The Naiad Voyages

Mark Austen

2018.04.14 - Final Preparations Part V

The forecast for the weekend is good for boat work and then week ahead looks to be great as well.

The tasks for this weekend are:

  1. Scrape off the epoxy applied last weekend.
  2. Coarse sand the existing copper epoxy.
  3. Sand the non-copper epoxy sections with a slightly less aggressive sandpaper.
  4. Make good any areas where too much copper epoxy has been removed and the fibreglass mat is exposed.
  5. Remove the peel ply and sand the 'repairs'.
  6. Wash the hull down with alcohol.
  7. Tape the waterline on hull and rudder.
  8. Apply the first coat of Liquid Copper to the hull and the rudder.
  9. Allow the epoxy to begin to gel then remove the tape.
  10. Allow the epoxy to become tack free.
  11. Tape the waterline on hull and rudder.
  12. Apply the second coat of Liquid Copper to the hull and the rudder.
  13. Allow the epoxy to begin to gel then remove the tape.
  14. Allow the epoxy to harden.

Items 1-4 should be done today and the rest tomorrow.

With the temperatures set to rise to around 20 Celsius by the end of next week I hope to get the topsides and boot top painted as well as completing the varnishing that I have been doing in the container store.

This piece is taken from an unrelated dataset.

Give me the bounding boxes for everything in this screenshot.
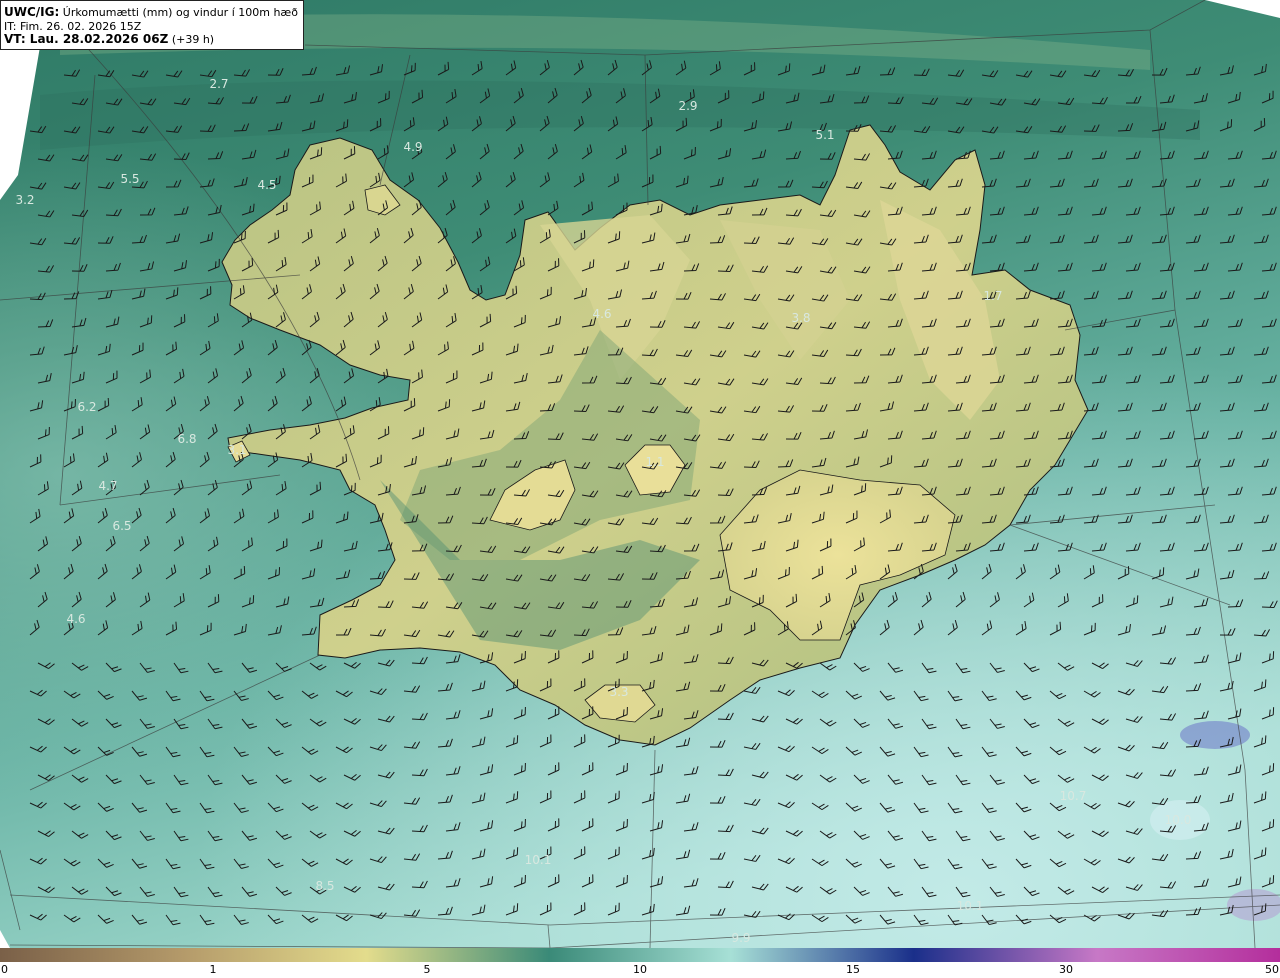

At the first tea break one side has been scraped, the left hand side as seen in the photo.


A closer view where you can see the scrape marks where the scraper has been dragged down the hull after a strip had been heated with the hot air gun. If done properly the epoxy comes off in a continuous strip.


At the third tea break both sides are scrapped an the right hand side as seen in the photos has been coarsely sanded. You can see tat the font part of the boat need a little attention since the flat belt sander cannot cope with the curvature of the hull just here, but I'll do that in the next session.


At the close of boat work for the day, here is the hull now coarsely sanded on both sides with the odd bits hand sanded where the belt sander could not touch the hull properly.


A few spots were covered with thickened epoxy and then covered with peel ply.

All the tasks for the day completed and without too much stress, which always helps.

With the re-launch of Naiad now in sight I have been looking at alternative ways to get her in the water that do not required a trip to Ely and back several times. The most obvious way is to launch her from the river bank and I have seen this being done at a spot about mid way between the cruising club and the Ship Inn at Brandon Creek. What I have seen is a low-loader, with a Hiab, parked on the top of the river bank with a boat on the low-loader. The Hiab is used to lift the boat over to the water and lowered in, where upon the slings are recovered.

By chance I found that a local company advertising 'crane assisted delivery' also had a second web site for boat transport. I looked at this and was gobsmacked to see the following photo:


That is the very spot I was referring to. This is very good news since I do not have to explain in great detail where the launch should take place as they know it already. Once Naiad is the right way up and rigged again I'll contact this company, GMR Boat Transport, to get a quote and to arrange the launch.

A good day.

Now I need a bath as I'm covered in fine copper and epoxy dust and I have a dinner to go to this evening.